そして、読者自身も物語の中で経験したような感情を抱くことができるでしょう。

「こころ」の結末は、繊細かつ感情豊かに描かれており、読者に強い印象を与えること間違いありません。

ぜひ、物語の結末まで辿り着いて、その感動を味わってみてください。

5. 登場人物の詳細

夏目漱石の小説「こころ」には、複数の登場人物が重要な役割を果たしています。以下では、物語の中で主要な登場人物を詳しく紹介します。

主人公(私)

物語の語り手であり、名前は分かりませんが一般的に「私」と呼ばれます。

彼は大学生でありながら、仕事をせずに妻と静かな生活を送っています。

彼は鎌倉の海岸で先生と出会い、先生の過去に関わることになります。

先生

物語の中心人物であり、謎めいた存在です。「先生」と呼ばれることが多いです。

先生は魅力的な人物でありながら、人との関わりを避ける傾向があります。

彼の友人の死をきっかけに、先生の人生は大きく変化していきます。

奥さん

先生の妻であり、物語では「奥さん」と呼ばれています。

彼女は先生の死を知ることなく、彼の過去や内面を理解することはありません。

下の章の「お嬢さん」と同一人物。

K

主人公の友人であり、先生とも交流するようになります。

Kは純粋な性格を持ち、お嬢さんという女性に恋心を抱いています。

しかし、先生とお嬢さんが結婚することになり、Kの心情は大きく揺れ動きます。

お嬢さん

軍人の未亡人である女性で、物語の中でKや先生と関わることになります。

静(しず)という名前の美しい女性。結果的には先生とお嬢さんは結婚することになります。

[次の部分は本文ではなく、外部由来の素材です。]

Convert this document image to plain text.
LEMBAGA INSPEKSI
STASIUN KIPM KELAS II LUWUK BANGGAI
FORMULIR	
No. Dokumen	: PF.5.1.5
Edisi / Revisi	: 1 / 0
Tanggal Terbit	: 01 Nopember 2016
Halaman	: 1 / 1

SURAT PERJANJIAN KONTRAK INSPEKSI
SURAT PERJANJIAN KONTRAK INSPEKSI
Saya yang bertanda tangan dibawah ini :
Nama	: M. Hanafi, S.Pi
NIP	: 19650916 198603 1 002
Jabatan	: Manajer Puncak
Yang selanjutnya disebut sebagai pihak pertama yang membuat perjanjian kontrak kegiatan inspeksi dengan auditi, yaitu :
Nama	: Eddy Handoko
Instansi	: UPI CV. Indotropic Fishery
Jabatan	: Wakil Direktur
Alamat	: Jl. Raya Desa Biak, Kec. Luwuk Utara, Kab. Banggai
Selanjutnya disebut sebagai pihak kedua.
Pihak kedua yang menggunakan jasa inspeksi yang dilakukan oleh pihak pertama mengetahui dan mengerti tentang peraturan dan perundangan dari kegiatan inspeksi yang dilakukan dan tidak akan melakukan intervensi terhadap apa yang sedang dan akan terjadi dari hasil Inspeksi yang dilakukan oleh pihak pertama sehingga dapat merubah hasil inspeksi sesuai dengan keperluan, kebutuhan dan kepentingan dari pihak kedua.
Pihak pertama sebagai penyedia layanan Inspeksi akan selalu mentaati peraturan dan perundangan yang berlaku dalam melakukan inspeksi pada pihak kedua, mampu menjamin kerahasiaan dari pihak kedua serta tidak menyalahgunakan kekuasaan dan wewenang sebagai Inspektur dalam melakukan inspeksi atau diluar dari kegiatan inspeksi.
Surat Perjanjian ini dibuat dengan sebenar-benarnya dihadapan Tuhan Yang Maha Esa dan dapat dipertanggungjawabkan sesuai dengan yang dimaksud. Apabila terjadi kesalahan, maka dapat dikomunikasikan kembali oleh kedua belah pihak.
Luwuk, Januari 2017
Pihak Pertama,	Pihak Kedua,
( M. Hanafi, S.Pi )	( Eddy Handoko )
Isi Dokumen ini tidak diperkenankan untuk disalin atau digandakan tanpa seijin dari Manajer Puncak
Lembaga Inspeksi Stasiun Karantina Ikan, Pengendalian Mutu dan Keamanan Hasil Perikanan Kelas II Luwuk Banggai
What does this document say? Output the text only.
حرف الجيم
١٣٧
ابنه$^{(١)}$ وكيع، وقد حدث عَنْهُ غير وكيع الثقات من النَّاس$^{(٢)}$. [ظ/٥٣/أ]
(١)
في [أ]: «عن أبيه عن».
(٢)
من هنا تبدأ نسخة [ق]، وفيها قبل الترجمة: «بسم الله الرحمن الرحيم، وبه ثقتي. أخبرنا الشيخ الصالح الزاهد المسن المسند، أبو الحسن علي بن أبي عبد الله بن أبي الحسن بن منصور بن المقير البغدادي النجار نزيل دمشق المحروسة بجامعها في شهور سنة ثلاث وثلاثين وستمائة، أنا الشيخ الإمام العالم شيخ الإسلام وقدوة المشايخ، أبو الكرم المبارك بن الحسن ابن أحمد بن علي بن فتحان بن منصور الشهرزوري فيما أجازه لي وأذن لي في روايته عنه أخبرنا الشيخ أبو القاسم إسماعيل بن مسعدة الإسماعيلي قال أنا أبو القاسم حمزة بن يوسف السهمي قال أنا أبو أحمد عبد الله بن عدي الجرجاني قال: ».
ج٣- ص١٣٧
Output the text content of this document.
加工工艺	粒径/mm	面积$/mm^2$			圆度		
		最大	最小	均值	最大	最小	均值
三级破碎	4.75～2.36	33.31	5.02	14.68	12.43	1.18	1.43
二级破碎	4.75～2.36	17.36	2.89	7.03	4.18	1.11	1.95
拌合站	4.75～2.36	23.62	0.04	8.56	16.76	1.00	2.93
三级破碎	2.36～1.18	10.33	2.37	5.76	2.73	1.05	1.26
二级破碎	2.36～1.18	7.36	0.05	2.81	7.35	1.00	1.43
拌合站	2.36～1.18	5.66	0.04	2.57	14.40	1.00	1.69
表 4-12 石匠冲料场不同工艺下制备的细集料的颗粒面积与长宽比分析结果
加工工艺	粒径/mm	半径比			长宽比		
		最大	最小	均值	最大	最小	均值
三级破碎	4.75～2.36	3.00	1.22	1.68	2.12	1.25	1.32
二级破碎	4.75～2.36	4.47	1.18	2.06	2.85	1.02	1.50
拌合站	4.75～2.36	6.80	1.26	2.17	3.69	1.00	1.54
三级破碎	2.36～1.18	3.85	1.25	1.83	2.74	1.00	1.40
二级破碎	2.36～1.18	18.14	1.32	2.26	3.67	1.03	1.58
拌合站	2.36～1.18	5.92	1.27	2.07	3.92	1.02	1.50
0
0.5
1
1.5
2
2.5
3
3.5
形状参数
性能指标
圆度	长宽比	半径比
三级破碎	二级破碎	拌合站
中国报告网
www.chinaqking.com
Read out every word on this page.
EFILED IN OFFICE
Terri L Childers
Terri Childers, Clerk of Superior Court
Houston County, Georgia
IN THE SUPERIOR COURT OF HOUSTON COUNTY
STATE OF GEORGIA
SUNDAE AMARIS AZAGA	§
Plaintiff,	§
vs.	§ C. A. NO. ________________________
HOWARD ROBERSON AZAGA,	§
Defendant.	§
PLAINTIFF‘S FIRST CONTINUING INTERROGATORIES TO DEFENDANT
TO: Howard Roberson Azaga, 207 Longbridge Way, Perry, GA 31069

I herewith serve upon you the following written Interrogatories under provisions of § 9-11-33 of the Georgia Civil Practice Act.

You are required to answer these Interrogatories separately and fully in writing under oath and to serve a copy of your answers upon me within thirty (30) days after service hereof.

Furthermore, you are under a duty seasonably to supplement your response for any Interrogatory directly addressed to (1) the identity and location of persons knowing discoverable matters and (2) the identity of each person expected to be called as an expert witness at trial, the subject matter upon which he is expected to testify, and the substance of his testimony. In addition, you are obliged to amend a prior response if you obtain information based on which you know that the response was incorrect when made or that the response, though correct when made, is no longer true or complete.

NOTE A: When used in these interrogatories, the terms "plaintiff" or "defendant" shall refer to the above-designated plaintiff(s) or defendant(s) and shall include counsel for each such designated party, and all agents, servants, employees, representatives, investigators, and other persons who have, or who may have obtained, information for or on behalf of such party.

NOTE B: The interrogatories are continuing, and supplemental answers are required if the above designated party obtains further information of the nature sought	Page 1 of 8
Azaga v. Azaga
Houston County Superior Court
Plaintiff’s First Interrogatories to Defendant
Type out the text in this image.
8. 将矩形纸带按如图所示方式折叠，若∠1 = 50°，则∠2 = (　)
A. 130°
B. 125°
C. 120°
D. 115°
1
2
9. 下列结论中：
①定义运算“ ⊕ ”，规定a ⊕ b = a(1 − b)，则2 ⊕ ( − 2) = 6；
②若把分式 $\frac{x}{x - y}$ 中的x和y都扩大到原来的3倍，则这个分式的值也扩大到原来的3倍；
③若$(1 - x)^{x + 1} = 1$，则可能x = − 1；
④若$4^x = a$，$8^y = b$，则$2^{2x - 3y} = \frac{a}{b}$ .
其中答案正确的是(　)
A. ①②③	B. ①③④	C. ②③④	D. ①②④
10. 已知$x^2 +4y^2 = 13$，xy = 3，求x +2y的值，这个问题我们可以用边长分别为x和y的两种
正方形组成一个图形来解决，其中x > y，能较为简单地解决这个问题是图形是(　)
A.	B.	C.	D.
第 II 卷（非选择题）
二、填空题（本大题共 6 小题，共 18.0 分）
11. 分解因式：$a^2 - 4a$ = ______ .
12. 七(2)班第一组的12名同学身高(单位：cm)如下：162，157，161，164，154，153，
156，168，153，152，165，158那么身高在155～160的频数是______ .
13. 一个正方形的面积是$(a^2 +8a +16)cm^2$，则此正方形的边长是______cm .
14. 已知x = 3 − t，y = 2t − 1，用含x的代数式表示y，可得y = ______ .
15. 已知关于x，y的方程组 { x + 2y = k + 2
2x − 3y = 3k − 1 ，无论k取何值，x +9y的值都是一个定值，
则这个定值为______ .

以上が「こころ」の物語に登場する主要な登場人物です。

彼らの関係や心情の描写が物語の進行に大きく関与しており、読者は彼らの心の変化や苦悩を追いながら物語を進めていきます。

まとめ

夏目漱石の代表作「こころ」は、主人公の「私」と先生の関係を通して人間の心理と倫理について深く探求した作品です。

登場人物の死と人間関係、さらにはその時代背景が複雑に絡み合っていて、謎が解明される終盤においても、なんなら読み終えた後も読者に問いを投げかけてきます。

私が思う「こころ」の面白さは、時代の移り変わりによる(古き)先生と(新しき)私・主人公の価値観であり、その揺れ動きが非常に魅力的に描かれている点でした。

この小説は、日本文学史において重要な位置を占め、教育現場でも広く取り上げられています。

「こころ」は、人間関係の難しさや生きることの意味について考えさせてくれる名作であり、今も多くの読者に愛され続けています。